Droit communautaire et droit national (II)
Nul n'est censé ignorer le droit communautaire: l'effet direct du droit communautaire
L’effet direct du droit communautaire n’est pas systématique car il suppose que la norme communautaire soit claire, précise et inconditionnelle, ce qui n’est pas toujours le cas. En vertu de l’article 249 du traité instituant la Communauté européenne, les règlements communautaires, qui ont force obligatoire dès leur publication au Journal officiel de l’Union européenne sans aucune mesure nationale de « réception » au sein du droit interne, sont directement applicables. Il en est de même des décisions adressées à des particuliers.

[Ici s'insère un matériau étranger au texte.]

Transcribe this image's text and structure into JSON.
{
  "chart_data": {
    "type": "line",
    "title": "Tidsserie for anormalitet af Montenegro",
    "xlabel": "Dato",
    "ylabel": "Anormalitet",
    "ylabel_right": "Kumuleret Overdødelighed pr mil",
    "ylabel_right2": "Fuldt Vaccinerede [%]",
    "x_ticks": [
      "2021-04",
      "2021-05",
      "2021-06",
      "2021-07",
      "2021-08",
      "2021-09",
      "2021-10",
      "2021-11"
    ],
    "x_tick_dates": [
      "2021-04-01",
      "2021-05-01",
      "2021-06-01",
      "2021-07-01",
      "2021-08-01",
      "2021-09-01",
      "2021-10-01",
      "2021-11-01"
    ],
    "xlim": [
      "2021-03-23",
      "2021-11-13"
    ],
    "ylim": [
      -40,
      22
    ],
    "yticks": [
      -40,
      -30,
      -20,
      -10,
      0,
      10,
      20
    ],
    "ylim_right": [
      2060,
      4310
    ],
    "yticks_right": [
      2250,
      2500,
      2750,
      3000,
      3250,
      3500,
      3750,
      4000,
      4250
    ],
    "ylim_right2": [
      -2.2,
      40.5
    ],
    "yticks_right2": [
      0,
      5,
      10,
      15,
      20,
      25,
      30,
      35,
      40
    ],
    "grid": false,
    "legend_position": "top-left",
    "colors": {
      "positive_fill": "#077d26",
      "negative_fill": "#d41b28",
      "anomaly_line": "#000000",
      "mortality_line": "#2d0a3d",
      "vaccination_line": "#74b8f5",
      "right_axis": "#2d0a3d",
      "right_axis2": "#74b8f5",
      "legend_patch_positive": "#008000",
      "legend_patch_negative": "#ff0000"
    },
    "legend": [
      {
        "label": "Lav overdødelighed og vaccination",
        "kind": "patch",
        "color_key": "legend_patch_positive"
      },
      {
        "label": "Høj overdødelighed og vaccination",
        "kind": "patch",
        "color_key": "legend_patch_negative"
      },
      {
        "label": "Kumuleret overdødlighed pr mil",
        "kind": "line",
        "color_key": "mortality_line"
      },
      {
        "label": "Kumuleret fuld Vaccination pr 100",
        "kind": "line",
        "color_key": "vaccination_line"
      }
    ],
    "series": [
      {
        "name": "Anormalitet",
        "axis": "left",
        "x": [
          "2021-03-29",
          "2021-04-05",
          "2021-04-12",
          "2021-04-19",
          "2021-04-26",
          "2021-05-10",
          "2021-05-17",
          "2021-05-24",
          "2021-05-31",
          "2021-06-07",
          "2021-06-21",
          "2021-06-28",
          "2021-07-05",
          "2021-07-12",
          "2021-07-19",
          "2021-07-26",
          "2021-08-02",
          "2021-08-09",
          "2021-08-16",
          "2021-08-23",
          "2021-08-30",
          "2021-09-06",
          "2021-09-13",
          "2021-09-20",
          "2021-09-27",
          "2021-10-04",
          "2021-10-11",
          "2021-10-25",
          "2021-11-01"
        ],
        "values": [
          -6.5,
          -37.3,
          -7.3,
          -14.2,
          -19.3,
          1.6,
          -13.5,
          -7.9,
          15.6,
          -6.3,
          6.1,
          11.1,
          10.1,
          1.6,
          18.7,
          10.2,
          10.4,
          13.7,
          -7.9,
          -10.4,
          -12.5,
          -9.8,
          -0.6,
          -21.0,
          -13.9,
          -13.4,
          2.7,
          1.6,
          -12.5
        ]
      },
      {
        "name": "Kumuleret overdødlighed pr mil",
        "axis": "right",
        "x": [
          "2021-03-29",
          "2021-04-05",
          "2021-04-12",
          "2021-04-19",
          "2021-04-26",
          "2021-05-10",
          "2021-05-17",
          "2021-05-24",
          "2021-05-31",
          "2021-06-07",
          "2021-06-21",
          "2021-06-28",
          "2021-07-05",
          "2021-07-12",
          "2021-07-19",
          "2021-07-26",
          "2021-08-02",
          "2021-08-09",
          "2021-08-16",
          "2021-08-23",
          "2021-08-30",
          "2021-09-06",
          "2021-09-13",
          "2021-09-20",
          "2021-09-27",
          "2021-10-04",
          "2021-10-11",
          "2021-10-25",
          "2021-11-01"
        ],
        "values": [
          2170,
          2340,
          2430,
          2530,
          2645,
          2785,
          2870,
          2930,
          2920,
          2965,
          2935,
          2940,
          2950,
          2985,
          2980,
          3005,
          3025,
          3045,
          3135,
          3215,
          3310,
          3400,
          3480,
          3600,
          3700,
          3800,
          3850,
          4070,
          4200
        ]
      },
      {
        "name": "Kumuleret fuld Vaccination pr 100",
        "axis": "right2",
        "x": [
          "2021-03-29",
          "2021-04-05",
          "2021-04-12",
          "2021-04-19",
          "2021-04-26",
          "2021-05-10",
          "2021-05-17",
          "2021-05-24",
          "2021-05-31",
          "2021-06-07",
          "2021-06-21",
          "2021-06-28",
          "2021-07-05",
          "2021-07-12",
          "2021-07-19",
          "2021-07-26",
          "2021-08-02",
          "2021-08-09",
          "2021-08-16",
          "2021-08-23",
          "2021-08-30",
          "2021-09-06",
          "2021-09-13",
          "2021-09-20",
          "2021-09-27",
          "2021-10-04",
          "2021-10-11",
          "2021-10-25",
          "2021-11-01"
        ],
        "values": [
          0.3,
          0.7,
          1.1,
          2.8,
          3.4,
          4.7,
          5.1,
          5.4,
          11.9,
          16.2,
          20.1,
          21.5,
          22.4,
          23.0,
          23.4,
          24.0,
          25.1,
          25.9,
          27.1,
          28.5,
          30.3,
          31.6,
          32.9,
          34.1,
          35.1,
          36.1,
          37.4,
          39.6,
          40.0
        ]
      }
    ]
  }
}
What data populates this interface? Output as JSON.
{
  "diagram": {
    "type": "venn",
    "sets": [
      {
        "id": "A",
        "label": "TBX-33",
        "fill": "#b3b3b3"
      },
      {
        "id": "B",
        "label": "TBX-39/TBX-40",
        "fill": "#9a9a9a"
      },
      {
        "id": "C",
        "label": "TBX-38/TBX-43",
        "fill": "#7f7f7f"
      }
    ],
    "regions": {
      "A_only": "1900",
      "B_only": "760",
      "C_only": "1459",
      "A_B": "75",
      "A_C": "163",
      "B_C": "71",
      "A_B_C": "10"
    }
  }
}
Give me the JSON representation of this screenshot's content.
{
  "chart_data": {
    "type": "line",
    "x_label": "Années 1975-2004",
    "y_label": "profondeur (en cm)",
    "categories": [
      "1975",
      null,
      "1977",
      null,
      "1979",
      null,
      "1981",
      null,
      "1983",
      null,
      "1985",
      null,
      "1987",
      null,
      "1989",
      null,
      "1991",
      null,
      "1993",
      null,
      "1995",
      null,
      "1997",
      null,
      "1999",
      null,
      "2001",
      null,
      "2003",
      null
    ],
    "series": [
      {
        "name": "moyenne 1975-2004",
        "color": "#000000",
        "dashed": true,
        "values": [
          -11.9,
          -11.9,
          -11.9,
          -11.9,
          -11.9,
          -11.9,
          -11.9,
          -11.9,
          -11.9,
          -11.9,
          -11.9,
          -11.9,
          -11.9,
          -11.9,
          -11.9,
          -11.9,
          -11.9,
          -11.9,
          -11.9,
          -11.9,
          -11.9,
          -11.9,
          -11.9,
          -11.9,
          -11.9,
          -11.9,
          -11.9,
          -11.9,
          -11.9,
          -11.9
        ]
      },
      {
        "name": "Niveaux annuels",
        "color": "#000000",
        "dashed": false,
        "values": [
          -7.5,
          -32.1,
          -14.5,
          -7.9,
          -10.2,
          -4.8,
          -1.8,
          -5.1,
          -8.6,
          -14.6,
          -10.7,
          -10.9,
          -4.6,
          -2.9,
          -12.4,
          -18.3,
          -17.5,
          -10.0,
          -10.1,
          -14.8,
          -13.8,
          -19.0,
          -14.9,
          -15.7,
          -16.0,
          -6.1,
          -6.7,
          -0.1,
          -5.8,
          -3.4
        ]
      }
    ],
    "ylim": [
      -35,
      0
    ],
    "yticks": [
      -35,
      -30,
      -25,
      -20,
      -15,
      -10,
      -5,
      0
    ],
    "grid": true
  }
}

Pour les autres textes de droit communautaire, il faut se référer à la jurisprudence de la Cour de justice des Communautés européennes qui a une conception extensive de l’effet direct. Le but étant bien sûr de donner au droit communautaire la plus grande efficacité et le plus de rayonnement possible par rapport aux droits nationaux.
Dans cette optique, différentes dispositions des traités se sont vu reconnaître un effet direct au fil des arrêts de la Cour (par exemple : libre circulation, liberté d’établissement, libre prestation des services, liberté de circulation des marchandises, égalité des rémunérations entre hommes et femmes, interdiction de toute discrimination, libre concurrence).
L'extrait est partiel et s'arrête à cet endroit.